By the time lunch was served, in an Orient Express-style walnut-walled restaurant carriage, we had bottomed out in apple-blossom land and were climbing back up into snow country again, tackling beef stroganoff on the hairpin bends. The head waiter, an Italian version of Alf Garnett, kept us entertained as he rode the aisle. “Ah,” he said, when the train ground up through a snowbound farmstead and the restaurant car filled with an unmistakable stench, “cow poo, the Nina Ricci of the Alps.” And then, just before the top of the Oberalp, he gestured out of the window at a dribble of water cutting through dazzling sheets of white: the Rhine. You could have dammed it with a 50p piece.

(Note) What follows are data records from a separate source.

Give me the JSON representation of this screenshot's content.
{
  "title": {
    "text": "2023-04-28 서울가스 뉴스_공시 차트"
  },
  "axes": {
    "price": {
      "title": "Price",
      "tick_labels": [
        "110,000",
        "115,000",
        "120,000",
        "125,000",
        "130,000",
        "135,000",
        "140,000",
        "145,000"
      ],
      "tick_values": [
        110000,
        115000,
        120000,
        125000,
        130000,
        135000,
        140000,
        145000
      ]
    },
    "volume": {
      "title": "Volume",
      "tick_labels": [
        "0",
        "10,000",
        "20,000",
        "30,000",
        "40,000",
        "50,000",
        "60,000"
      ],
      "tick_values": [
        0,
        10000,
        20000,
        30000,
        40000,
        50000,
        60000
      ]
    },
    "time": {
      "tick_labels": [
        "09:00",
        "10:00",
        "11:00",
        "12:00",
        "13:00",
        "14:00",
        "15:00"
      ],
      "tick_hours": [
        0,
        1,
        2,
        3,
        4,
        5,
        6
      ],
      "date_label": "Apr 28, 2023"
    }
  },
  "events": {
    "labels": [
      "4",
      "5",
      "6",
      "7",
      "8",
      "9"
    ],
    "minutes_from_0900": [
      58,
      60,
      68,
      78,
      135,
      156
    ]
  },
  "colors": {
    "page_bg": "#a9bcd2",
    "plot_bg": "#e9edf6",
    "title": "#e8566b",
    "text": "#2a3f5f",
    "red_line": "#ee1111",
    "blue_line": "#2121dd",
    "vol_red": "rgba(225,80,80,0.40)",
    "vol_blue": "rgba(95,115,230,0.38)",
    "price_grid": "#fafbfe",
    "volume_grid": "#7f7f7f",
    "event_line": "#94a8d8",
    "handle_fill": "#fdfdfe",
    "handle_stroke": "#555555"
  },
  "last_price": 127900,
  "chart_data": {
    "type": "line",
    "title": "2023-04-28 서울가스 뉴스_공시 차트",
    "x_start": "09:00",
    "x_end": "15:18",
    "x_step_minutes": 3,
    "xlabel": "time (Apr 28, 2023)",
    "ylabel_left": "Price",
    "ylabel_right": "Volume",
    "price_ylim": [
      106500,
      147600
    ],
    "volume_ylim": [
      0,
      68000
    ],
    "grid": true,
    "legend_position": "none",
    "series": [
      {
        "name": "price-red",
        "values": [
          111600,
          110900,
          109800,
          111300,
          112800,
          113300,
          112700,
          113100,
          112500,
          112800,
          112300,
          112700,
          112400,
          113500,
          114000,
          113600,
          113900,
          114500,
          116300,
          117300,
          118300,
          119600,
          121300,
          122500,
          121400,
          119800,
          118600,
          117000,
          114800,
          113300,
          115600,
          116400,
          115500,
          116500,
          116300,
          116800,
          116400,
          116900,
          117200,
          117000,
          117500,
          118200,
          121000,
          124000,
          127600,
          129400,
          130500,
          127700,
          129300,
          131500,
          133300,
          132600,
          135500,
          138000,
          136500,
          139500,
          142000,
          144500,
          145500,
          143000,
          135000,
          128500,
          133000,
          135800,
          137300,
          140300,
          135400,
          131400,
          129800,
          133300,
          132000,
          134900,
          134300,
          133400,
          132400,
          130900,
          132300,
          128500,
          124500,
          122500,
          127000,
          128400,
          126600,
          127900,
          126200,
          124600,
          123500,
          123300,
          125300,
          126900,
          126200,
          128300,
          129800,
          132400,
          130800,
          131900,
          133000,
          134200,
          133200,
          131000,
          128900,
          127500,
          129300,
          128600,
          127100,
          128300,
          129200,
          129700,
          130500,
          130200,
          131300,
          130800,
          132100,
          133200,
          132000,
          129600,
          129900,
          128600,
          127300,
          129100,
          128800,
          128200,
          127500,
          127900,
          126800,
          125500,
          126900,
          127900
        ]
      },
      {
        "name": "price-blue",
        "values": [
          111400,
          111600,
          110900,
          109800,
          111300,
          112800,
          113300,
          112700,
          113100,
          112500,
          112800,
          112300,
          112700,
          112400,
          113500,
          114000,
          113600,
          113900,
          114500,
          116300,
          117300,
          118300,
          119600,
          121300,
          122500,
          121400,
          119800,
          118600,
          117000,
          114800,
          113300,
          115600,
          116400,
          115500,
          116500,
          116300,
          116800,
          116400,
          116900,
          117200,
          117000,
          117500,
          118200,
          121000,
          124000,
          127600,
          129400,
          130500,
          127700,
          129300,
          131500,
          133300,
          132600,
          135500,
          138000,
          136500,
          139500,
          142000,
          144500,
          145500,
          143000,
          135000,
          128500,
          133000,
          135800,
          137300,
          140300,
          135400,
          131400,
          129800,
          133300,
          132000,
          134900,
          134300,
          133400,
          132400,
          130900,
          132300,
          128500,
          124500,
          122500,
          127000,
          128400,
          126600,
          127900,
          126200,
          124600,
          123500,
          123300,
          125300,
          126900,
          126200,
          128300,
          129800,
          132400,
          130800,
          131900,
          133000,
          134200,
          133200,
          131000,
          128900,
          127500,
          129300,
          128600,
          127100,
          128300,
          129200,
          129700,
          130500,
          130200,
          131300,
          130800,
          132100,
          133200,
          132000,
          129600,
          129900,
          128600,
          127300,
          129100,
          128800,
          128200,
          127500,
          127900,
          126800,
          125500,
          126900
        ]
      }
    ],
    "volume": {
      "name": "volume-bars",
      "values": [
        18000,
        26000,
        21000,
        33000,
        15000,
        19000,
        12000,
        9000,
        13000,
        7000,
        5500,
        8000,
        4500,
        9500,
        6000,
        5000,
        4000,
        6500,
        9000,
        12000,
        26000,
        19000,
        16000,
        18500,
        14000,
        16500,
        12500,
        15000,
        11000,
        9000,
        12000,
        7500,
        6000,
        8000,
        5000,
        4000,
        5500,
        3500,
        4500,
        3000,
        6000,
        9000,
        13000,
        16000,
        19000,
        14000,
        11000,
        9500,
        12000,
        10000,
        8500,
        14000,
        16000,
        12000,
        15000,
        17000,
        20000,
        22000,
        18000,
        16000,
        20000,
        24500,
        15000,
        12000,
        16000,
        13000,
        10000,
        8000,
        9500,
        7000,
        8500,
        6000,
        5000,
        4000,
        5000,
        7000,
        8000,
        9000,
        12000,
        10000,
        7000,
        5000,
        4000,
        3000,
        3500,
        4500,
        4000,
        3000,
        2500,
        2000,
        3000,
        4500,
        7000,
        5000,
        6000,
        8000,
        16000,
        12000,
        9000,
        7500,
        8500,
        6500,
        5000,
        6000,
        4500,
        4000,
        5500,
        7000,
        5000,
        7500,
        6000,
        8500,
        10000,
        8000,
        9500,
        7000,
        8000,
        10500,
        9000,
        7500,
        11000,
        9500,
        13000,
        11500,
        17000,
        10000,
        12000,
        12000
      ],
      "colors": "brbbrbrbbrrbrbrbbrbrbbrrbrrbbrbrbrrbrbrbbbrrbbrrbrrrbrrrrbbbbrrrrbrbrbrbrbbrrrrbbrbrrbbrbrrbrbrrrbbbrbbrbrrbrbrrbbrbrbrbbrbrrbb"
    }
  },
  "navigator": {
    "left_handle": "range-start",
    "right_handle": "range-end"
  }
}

We broke the journey at Andermatt, which was little more than a sleepy village on a plateau in the hills, dripping gently in glorious spring sunshine. There we rented a toboggan and pioneered a few furrows in remarkably deep snow. The same shop hired us a snowboard, and we all had a go at teaching ourselves.
Next day we were back on the Glacier Express. This time it was snowing hard but not settling, a reminder of how hard it must be to maintain a year-round service on such a vulnerable stretch of line. The taped commentary announced that we were passing through the Valais village where the hotelier César Ritz was born, adding that wherever he went he carried a big piece of his homeland with him. “Probably cow poo,” murmured Thomas.

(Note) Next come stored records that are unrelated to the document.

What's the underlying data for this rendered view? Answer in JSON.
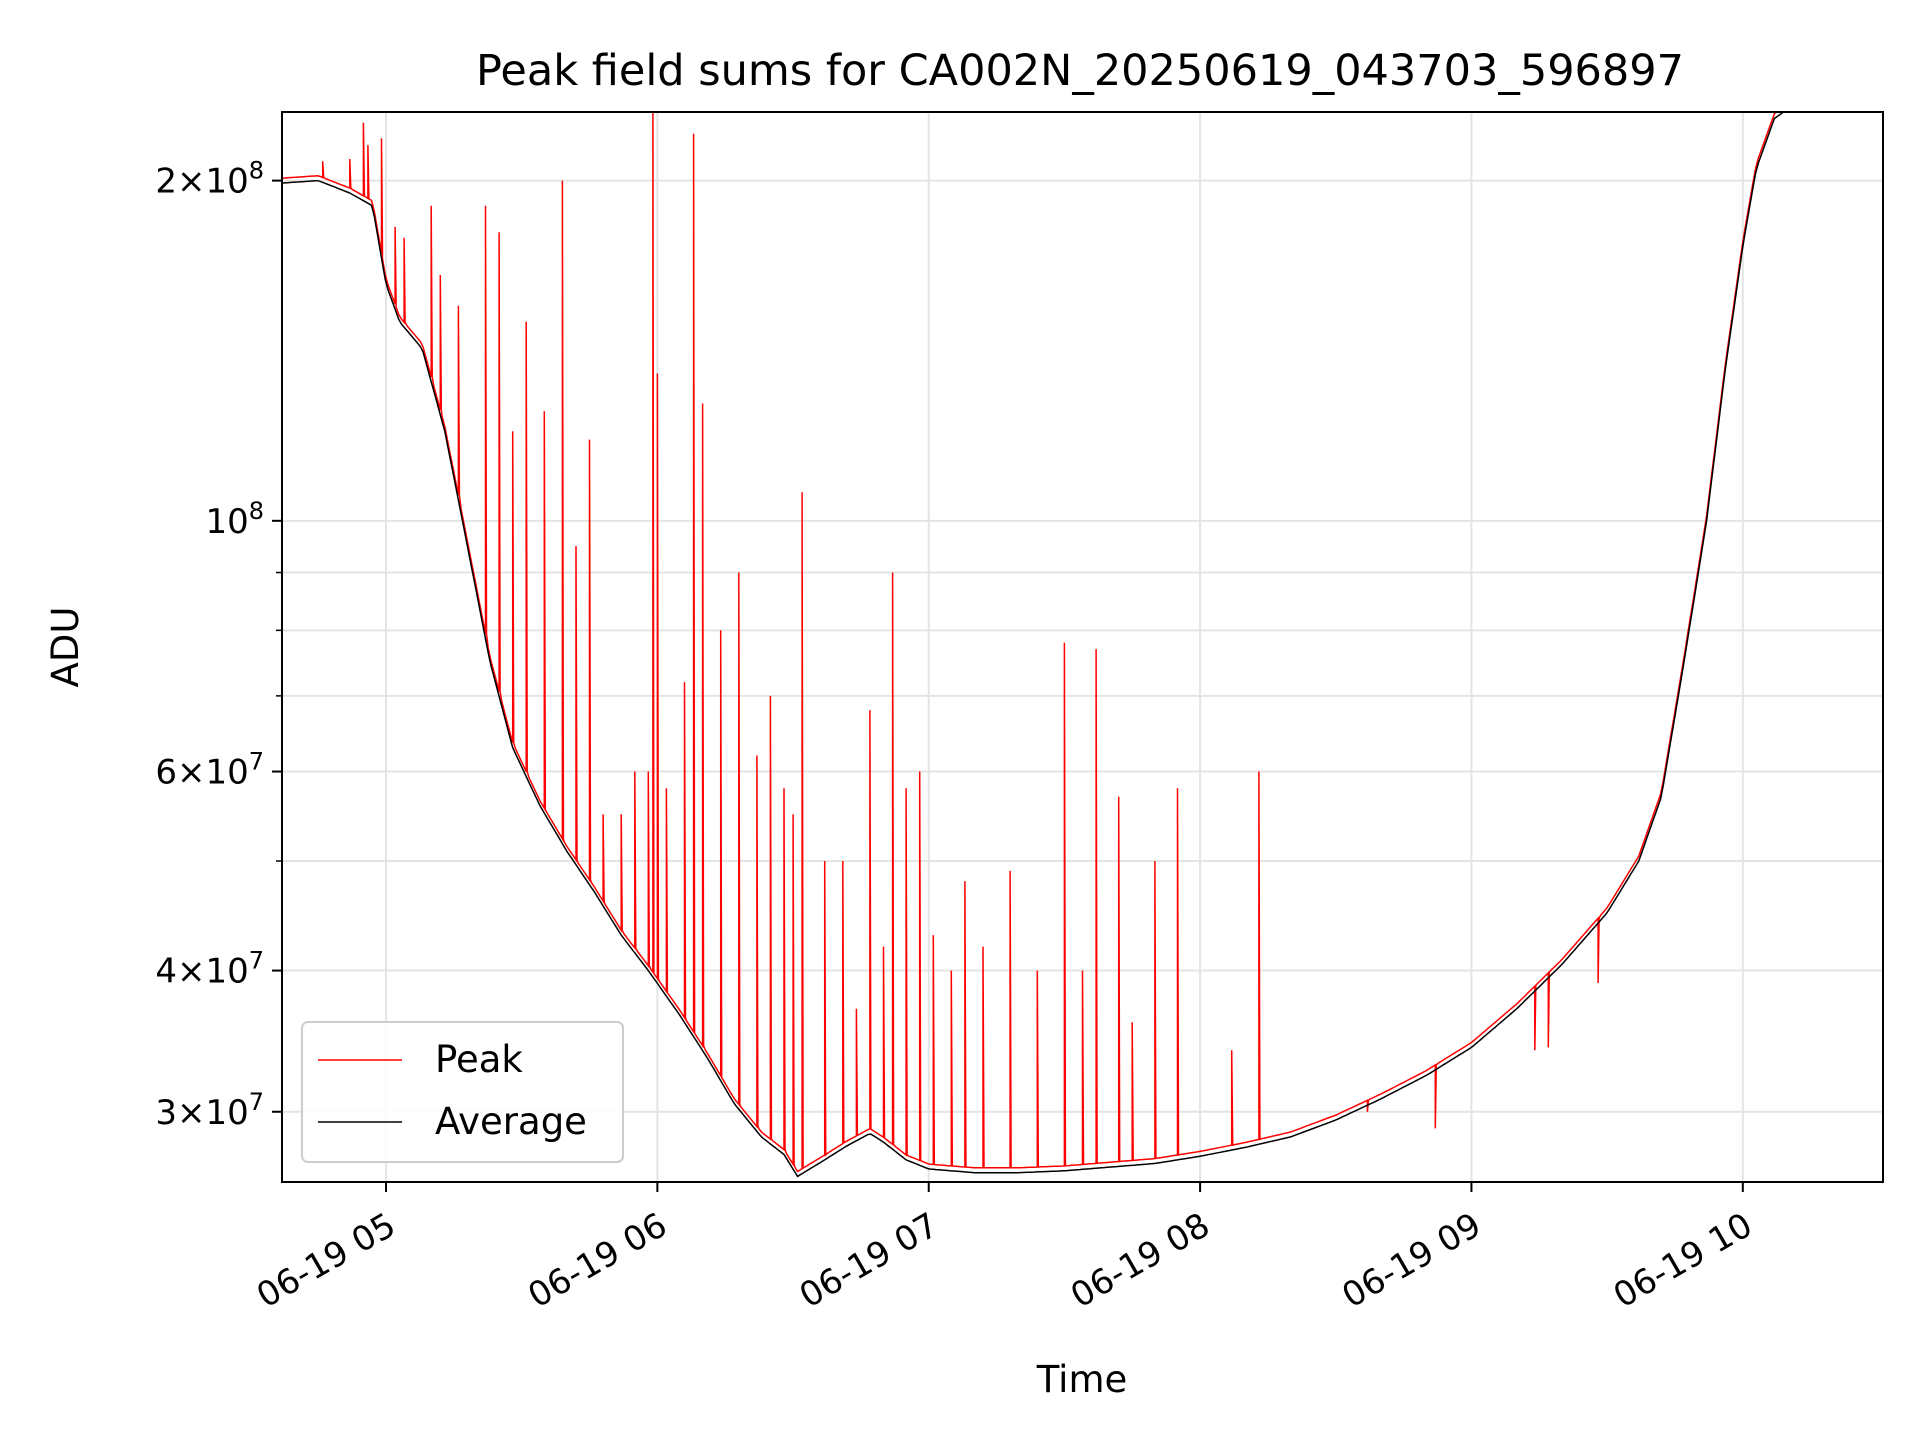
{
  "chart_data": {
    "type": "line",
    "title": "Peak field sums for CA002N_20250619_043703_596897",
    "xlabel": "Time",
    "ylabel": "ADU",
    "yscale": "log",
    "grid": true,
    "legend_position": "lower-left",
    "xlim": [
      "06-19 04:37",
      "06-19 10:31"
    ],
    "ylim": [
      26000000,
      230000000
    ],
    "x_ticks": [
      "06-19 05",
      "06-19 06",
      "06-19 07",
      "06-19 08",
      "06-19 09",
      "06-19 10"
    ],
    "x_tick_hours": [
      5,
      6,
      7,
      8,
      9,
      10
    ],
    "y_ticks": [
      {
        "value": 200000000,
        "mantissa": "2",
        "exp": "8"
      },
      {
        "value": 100000000,
        "mantissa": "",
        "exp": "8"
      },
      {
        "value": 60000000,
        "mantissa": "6",
        "exp": "7"
      },
      {
        "value": 40000000,
        "mantissa": "4",
        "exp": "7"
      },
      {
        "value": 30000000,
        "mantissa": "3",
        "exp": "7"
      }
    ],
    "y_minor_ticks": [
      90000000,
      80000000,
      70000000,
      50000000
    ],
    "series": [
      {
        "name": "Average",
        "color": "#000000",
        "points": [
          [
            "04:37",
            199000000
          ],
          [
            "04:45",
            200000000
          ],
          [
            "04:52",
            195000000
          ],
          [
            "04:57",
            190000000
          ],
          [
            "05:00",
            162000000
          ],
          [
            "05:03",
            150000000
          ],
          [
            "05:08",
            142000000
          ],
          [
            "05:13",
            120000000
          ],
          [
            "05:18",
            95000000
          ],
          [
            "05:23",
            75000000
          ],
          [
            "05:28",
            63000000
          ],
          [
            "05:34",
            56000000
          ],
          [
            "05:40",
            51000000
          ],
          [
            "05:46",
            47000000
          ],
          [
            "05:52",
            43000000
          ],
          [
            "05:58",
            40000000
          ],
          [
            "06:05",
            36500000
          ],
          [
            "06:11",
            33500000
          ],
          [
            "06:17",
            30500000
          ],
          [
            "06:23",
            28500000
          ],
          [
            "06:28",
            27500000
          ],
          [
            "06:31",
            26300000
          ],
          [
            "06:37",
            27200000
          ],
          [
            "06:42",
            28000000
          ],
          [
            "06:47",
            28700000
          ],
          [
            "06:50",
            28200000
          ],
          [
            "06:55",
            27200000
          ],
          [
            "07:00",
            26700000
          ],
          [
            "07:10",
            26500000
          ],
          [
            "07:20",
            26500000
          ],
          [
            "07:30",
            26600000
          ],
          [
            "07:40",
            26800000
          ],
          [
            "07:50",
            27000000
          ],
          [
            "08:00",
            27400000
          ],
          [
            "08:10",
            27900000
          ],
          [
            "08:20",
            28500000
          ],
          [
            "08:30",
            29500000
          ],
          [
            "08:40",
            30800000
          ],
          [
            "08:50",
            32300000
          ],
          [
            "09:00",
            34200000
          ],
          [
            "09:10",
            37000000
          ],
          [
            "09:20",
            40500000
          ],
          [
            "09:30",
            45000000
          ],
          [
            "09:37",
            50000000
          ],
          [
            "09:42",
            57000000
          ],
          [
            "09:47",
            75000000
          ],
          [
            "09:52",
            100000000
          ],
          [
            "09:56",
            135000000
          ],
          [
            "10:00",
            175000000
          ],
          [
            "10:03",
            205000000
          ],
          [
            "10:07",
            227000000
          ],
          [
            "10:09",
            230000000
          ]
        ]
      },
      {
        "name": "Peak",
        "color": "#ff0000",
        "spikes": [
          [
            "04:46",
            208000000
          ],
          [
            "04:52",
            209000000
          ],
          [
            "04:55",
            225000000
          ],
          [
            "04:56",
            215000000
          ],
          [
            "04:59",
            218000000
          ],
          [
            "05:02",
            182000000
          ],
          [
            "05:04",
            178000000
          ],
          [
            "05:10",
            190000000
          ],
          [
            "05:12",
            165000000
          ],
          [
            "05:16",
            155000000
          ],
          [
            "05:22",
            190000000
          ],
          [
            "05:25",
            180000000
          ],
          [
            "05:28",
            120000000
          ],
          [
            "05:31",
            150000000
          ],
          [
            "05:35",
            125000000
          ],
          [
            "05:39",
            200000000
          ],
          [
            "05:42",
            95000000
          ],
          [
            "05:45",
            118000000
          ],
          [
            "05:48",
            55000000
          ],
          [
            "05:52",
            55000000
          ],
          [
            "05:55",
            60000000
          ],
          [
            "05:58",
            60000000
          ],
          [
            "05:59",
            230000000
          ],
          [
            "06:00",
            135000000
          ],
          [
            "06:02",
            58000000
          ],
          [
            "06:06",
            72000000
          ],
          [
            "06:08",
            220000000
          ],
          [
            "06:10",
            127000000
          ],
          [
            "06:14",
            80000000
          ],
          [
            "06:18",
            90000000
          ],
          [
            "06:22",
            62000000
          ],
          [
            "06:25",
            70000000
          ],
          [
            "06:28",
            58000000
          ],
          [
            "06:30",
            55000000
          ],
          [
            "06:32",
            106000000
          ],
          [
            "06:37",
            50000000
          ],
          [
            "06:41",
            50000000
          ],
          [
            "06:44",
            37000000
          ],
          [
            "06:47",
            68000000
          ],
          [
            "06:50",
            42000000
          ],
          [
            "06:52",
            90000000
          ],
          [
            "06:55",
            58000000
          ],
          [
            "06:58",
            60000000
          ],
          [
            "07:01",
            43000000
          ],
          [
            "07:05",
            40000000
          ],
          [
            "07:08",
            48000000
          ],
          [
            "07:12",
            42000000
          ],
          [
            "07:18",
            49000000
          ],
          [
            "07:24",
            40000000
          ],
          [
            "07:30",
            78000000
          ],
          [
            "07:34",
            40000000
          ],
          [
            "07:37",
            77000000
          ],
          [
            "07:42",
            57000000
          ],
          [
            "07:45",
            36000000
          ],
          [
            "07:50",
            50000000
          ],
          [
            "07:55",
            58000000
          ],
          [
            "08:07",
            34000000
          ],
          [
            "08:13",
            60000000
          ],
          [
            "08:37",
            30000000
          ],
          [
            "08:52",
            29000000
          ],
          [
            "09:14",
            34000000
          ],
          [
            "09:17",
            34200000
          ],
          [
            "09:28",
            39000000
          ]
        ]
      }
    ]
  },
  "legend": {
    "items": [
      {
        "name": "Peak",
        "color": "#ff0000"
      },
      {
        "name": "Average",
        "color": "#000000"
      }
    ]
  }
}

At Zermatt, terminus for the Glacier Express, we spilled out of our little red train into a resort which, unlike St Moritz, was buzzing with life and refreshingly free of cars. At its heart is an old Valais village, with stone barns that still accommodate token sheep and cows, surrounded by boutique-lined lanes, which were all at the sale stage of their season.
The shoppers were keen to get cracking, but we hadn’t finished with mountain railways yet. The Gornergrat-Monte Rosa railway, the first electric rack railway in Switzerland, started service from Zermatt more than 100 years ago. It climbs 1,400 metres into the lee of the Matterhorn, and it is still the main access to the pistes for Zermatt’s skiers.

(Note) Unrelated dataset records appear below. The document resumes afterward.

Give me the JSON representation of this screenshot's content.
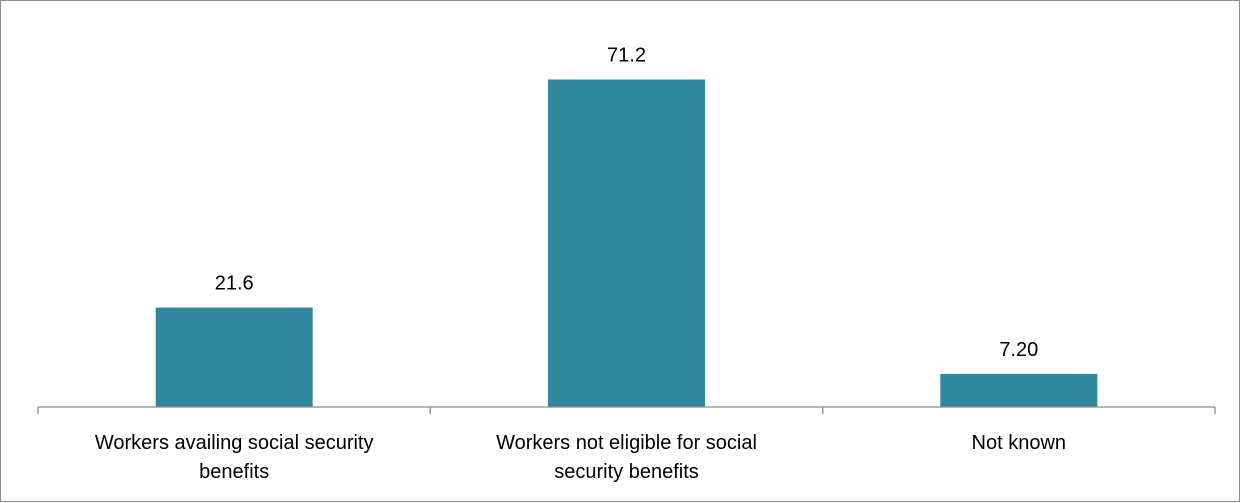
{
  "chart_data": {
    "type": "bar",
    "title": "",
    "xlabel": "",
    "ylabel": "",
    "categories": [
      [
        "Workers availing social security",
        "benefits"
      ],
      [
        "Workers not eligible for social",
        "security benefits"
      ],
      [
        "Not known"
      ]
    ],
    "values": [
      21.6,
      71.2,
      7.2
    ],
    "value_labels": [
      "21.6",
      "71.2",
      "7.20"
    ],
    "ylim": [
      0,
      80
    ],
    "grid": false,
    "legend": "none",
    "bar_color": "#31889e",
    "axis_color": "#8c8c8c"
  }
}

We didn’t climb aboard the train to ski, however. We had come to test one of the most serious toboggan runs in the Alps, run by the Gornergrat railway company. The system is simple: rent your sledge at Rotenboden station, then follow the run down to Riffelberg, dust yourself down and rejoin the train to go back up.
The system may be simple, but the toboggan run is not. It gets progressively steeper. By the time the four of us were reunited at the end of our first attempt, we were dishevelled and shaken. No one was raring to go up and do it again.
The next time, though, was better, and gradually we learned to master the toboggans and take a line on the corners. By early afternoon we could all come hurtling down the run without mishap, ululating around the corners and braking as little as possible.
Back in Zermatt that evening we were probably more bruised than everyone else doing the rounds of the boutiques: but how many of them had been using a sledge to catch a train?
NEED TO KNOW
Getting there: Andrew Eames and family travelled with the Switzerland Travel Centre (00 800 1002 0030, www.MySwitzerland.com), which offers two-night packages from £1,413 for two adults and two children under 13. The price includes B&B in a family room at the Hotel Perren in Zermatt and Hotel Schweizerhof in St Moritz and three-day rail passes which cover the Glacier Express with meals on the train. Flights to Geneva are not included but can be arranged.
Reading: Great Railway Journeys of Europe (Insight Guides, £16.99); Switzerland: Rail, Road, Lake (Bradt, £12.95).
Further information: Glacier Express (www.glacierexpress.ch).